The election and voting rights package has been stalled in the evenly split 50-50 Senate, blocked by a Republican-led filibuster with Democrats unable to mount the 60 votes needed to advance it toward passage.
So far Democrats have been unable to agree among themselves over potential changes to the Senate rules to reduce the 60-vote hurdle, despite months of private negotiations.
Two holdout Democrats, Sens. Joe Manchin of West Virginia and Kyrsten Sinema of Arizona, have tried to warn their party off changes to the Senate rules, arguing that if and when Republicans take majority control of the chamber they can then use the lower voting threshold to advance bills Democrats strongly oppose.
President Joe Biden has waded only cautiously into the debate — a former longtime senator who largely stands by existing rules but is also under enormous political pressure to break the logjam on the voting legislation.
Voting rights advocates warn that Republican-led states are passing restrictive legislation and trying to install election officials loyal to the former President, Donald Trump, in ways that could subvert future elections.
Trump urged his followers last Jan. 6 to “fight like hell” for his presidency, and a mob stormed the Capitol trying to stop Congress from certifying the state election tallies for Biden. It was the worst domestic attack on a seat of government in U.S. history.
How the Senate filibuster rules would be changed remains under discussion.
It seems certain that a full-scale end of the filibuster is out of reach for Democrats.

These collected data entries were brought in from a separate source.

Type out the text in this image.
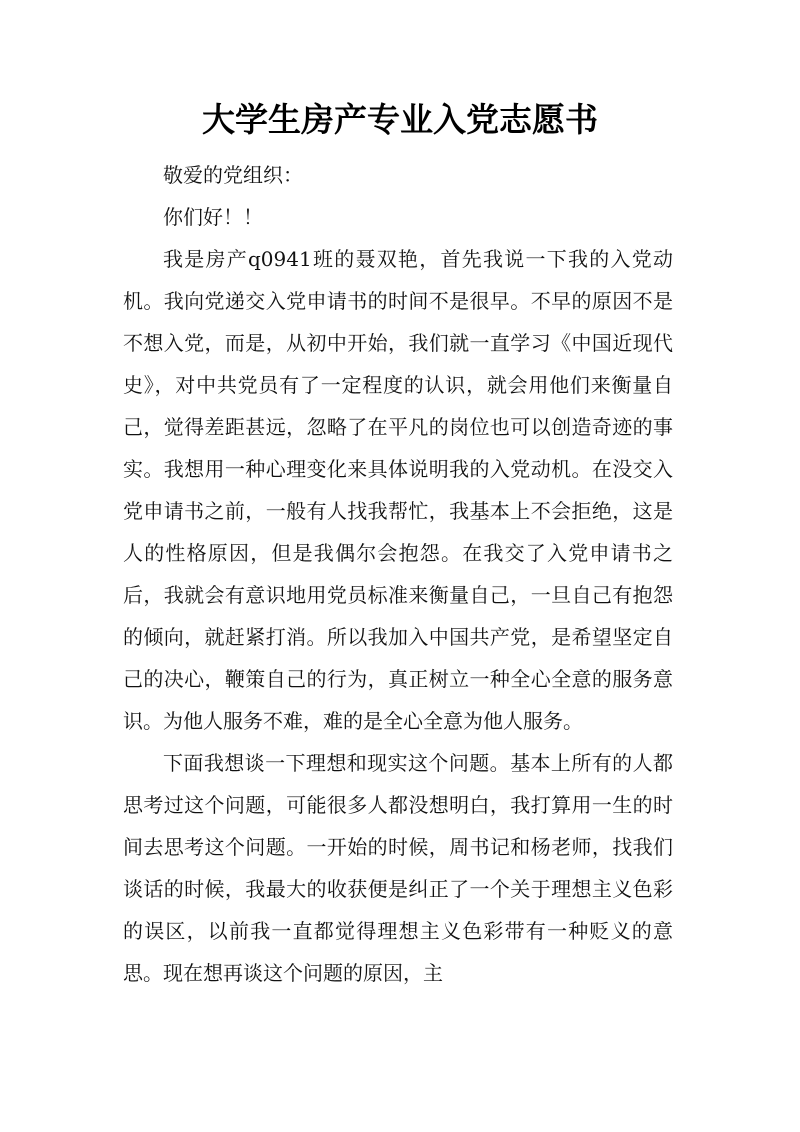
大学生房产专业入党志愿书

敬爱的党组织：

你们好！！

我是房产q0941班的聂双艳，首先我说一下我的入党动机。我向党递交入党申请书的时间不是很早。不早的原因不是不想入党，而是，从初中开始，我们就一直学习《中国近现代史》，对中共党员有了一定程度的认识，就会用他们来衡量自己，觉得差距甚远，忽略了在平凡的岗位也可以创造奇迹的事实。我想用一种心理变化来具体说明我的入党动机。在没交入党申请书之前，一般有人找我帮忙，我基本上不会拒绝，这是人的性格原因，但是我偶尔会抱怨。在我交了入党申请书之后，我就会有意识地用党员标准来衡量自己，一旦自己有抱怨的倾向，就赶紧打消。所以我加入中国共产党，是希望坚定自己的决心，鞭策自己的行为，真正树立一种全心全意的服务意识。为他人服务不难，难的是全心全意为他人服务。

下面我想谈一下理想和现实这个问题。基本上所有的人都思考过这个问题，可能很多人都没想明白，我打算用一生的时间去思考这个问题。一开始的时候，周书记和杨老师，找我们谈话的时候，我最大的收获便是纠正了一个关于理想主义色彩的误区，以前我一直都觉得理想主义色彩带有一种贬义的意思。现在想再谈这个问题的原因，主
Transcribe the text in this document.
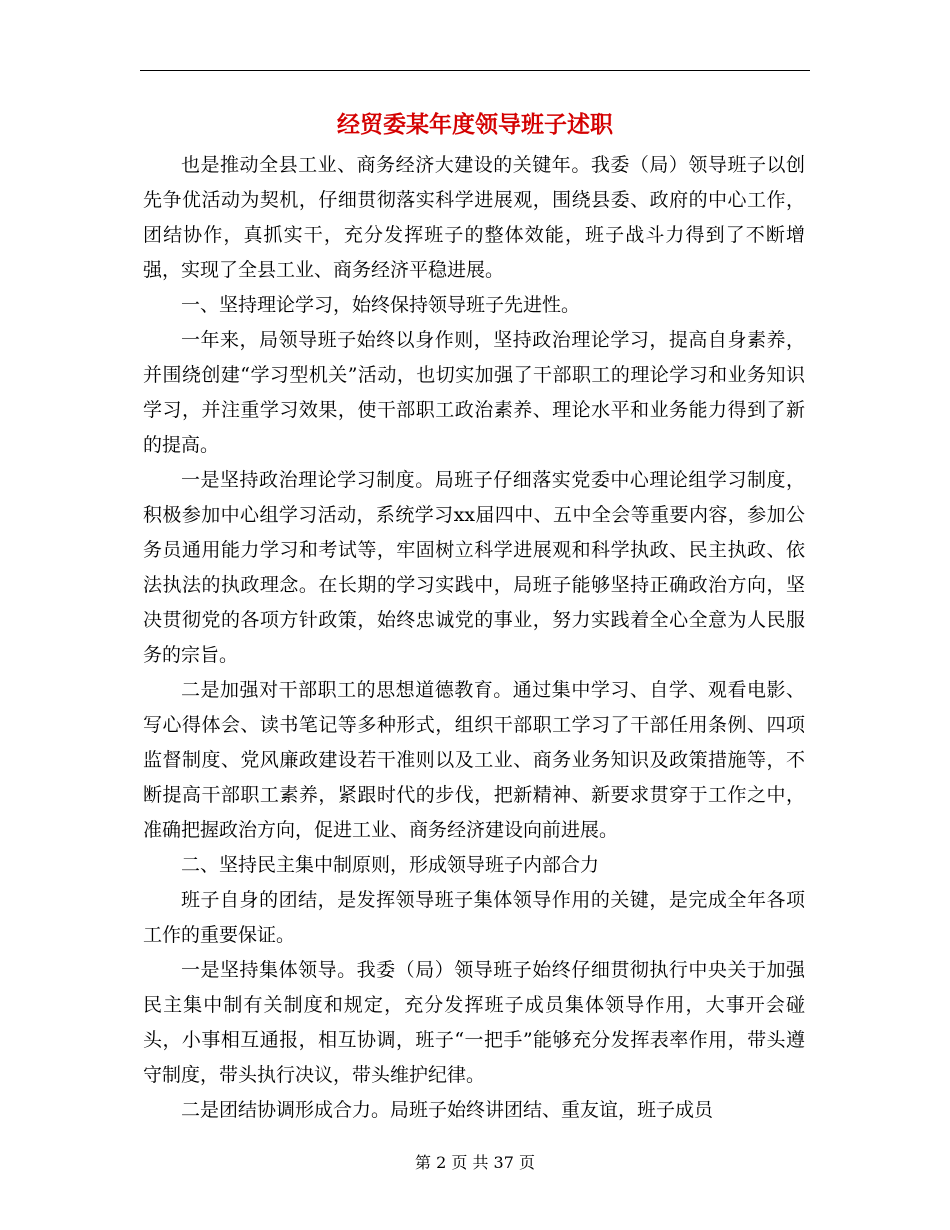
经贸委某年度领导班子述职

也是推动全县工业、商务经济大建设的关键年。我委（局）领导班子以创先争优活动为契机，仔细贯彻落实科学进展观，围绕县委、政府的中心工作，团结协作，真抓实干，充分发挥班子的整体效能，班子战斗力得到了不断增强，实现了全县工业、商务经济平稳进展。

一、坚持理论学习，始终保持领导班子先进性。

一年来，局领导班子始终以身作则，坚持政治理论学习，提高自身素养，并围绕创建“学习型机关”活动，也切实加强了干部职工的理论学习和业务知识学习，并注重学习效果，使干部职工政治素养、理论水平和业务能力得到了新的提高。

一是坚持政治理论学习制度。局班子仔细落实党委中心理论组学习制度，积极参加中心组学习活动，系统学习xx届四中、五中全会等重要内容，参加公务员通用能力学习和考试等，牢固树立科学进展观和科学执政、民主执政、依法执法的执政理念。在长期的学习实践中，局班子能够坚持正确政治方向，坚决贯彻党的各项方针政策，始终忠诚党的事业，努力实践着全心全意为人民服务的宗旨。

二是加强对干部职工的思想道德教育。通过集中学习、自学、观看电影、写心得体会、读书笔记等多种形式，组织干部职工学习了干部任用条例、四项监督制度、党风廉政建设若干准则以及工业、商务业务知识及政策措施等，不断提高干部职工素养，紧跟时代的步伐，把新精神、新要求贯穿于工作之中，准确把握政治方向，促进工业、商务经济建设向前进展。

二、坚持民主集中制原则，形成领导班子内部合力

班子自身的团结，是发挥领导班子集体领导作用的关键，是完成全年各项工作的重要保证。

一是坚持集体领导。我委（局）领导班子始终仔细贯彻执行中央关于加强民主集中制有关制度和规定，充分发挥班子成员集体领导作用，大事开会碰头，小事相互通报，相互协调，班子“一把手”能够充分发挥表率作用，带头遵守制度，带头执行决议，带头维护纪律。

二是团结协调形成合力。局班子始终讲团结、重友谊，班子成员

第 2 页 共 37 页
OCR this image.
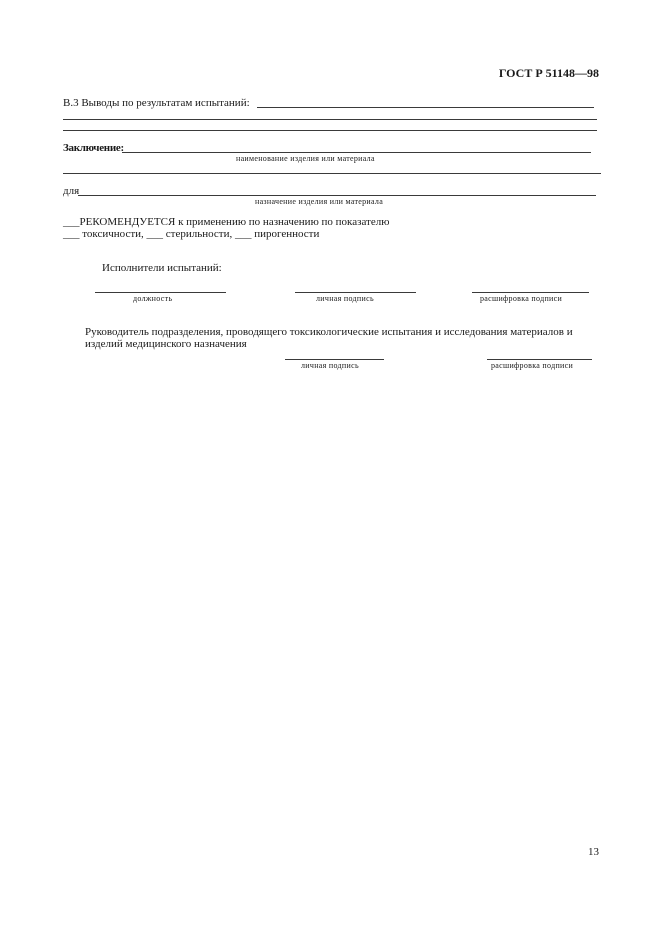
ГОСТ Р 51148—98
В.3 Выводы по результатам испытаний:
Заключение:
наименование изделия или материала
для
назначение изделия или материала
___РЕКОМЕНДУЕТСЯ к применению по назначению по показателю
___ токсичности, ___ стерильности, ___ пирогенности
Исполнители испытаний:
должность	личная подпись	расшифровка подписи
Руководитель подразделения, проводящего токсикологические испытания и исследования материалов и
изделий медицинского назначения
личная подпись	расшифровка подписи
13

Changing the rules would need all 50 votes, and Manchin and Sinema have made it clear they are unwilling to go that far.
Senators are wary of a sweeping overhaul after seeing the fallout that came from Democrats ending the filibuster for some judicial and executive branch nominees. Once Republicans took power, Sen. Mitch McConnell, the GOP leader, did away with the filibuster for Supreme Court nominations — ushering three Trump-picked conservative justices to the high court.
But despite their reluctance on major filibuster changes, Manchin and Sinema both support the election legislation. In fact, Manchin helped craft the latest package in an unsuccessful effort to win Republican support. Now the two Democrats' colleagues are working on ways to change the filibuster so at least this legislation could pass.
Private talks with senators have been underway for weeks and continued during the holiday break.
Ideas include forcing senators to hold the floor, old-fashioned style, rather than simply raise their filibuster objections — a scene that would have echoes of the 1950s and 1960s when Southern segregationists filibustered civil rights legislation.
Other ideas are also being considered, and some Democrats have noted that Sinema has mentioned she is open to hearing the arguments as part of a full debate.
Republicans are so worried Democrats will end the filibuster that McConnell has taken other actions to try to keep Manchin and Sinema close so they don't join the rest of their party in making any drastic changes.
One Republican, Sen. Mike Lee of Utah, argued on Monday that ending the filibuster would turn the Senate into a “Lord of the Flies"-style institution where majority rules, no matter what.
“It is absurd and dangerous to the institution itself,” said Lee in a statement. He said Schumer and his “disastrous plan” must be stopped.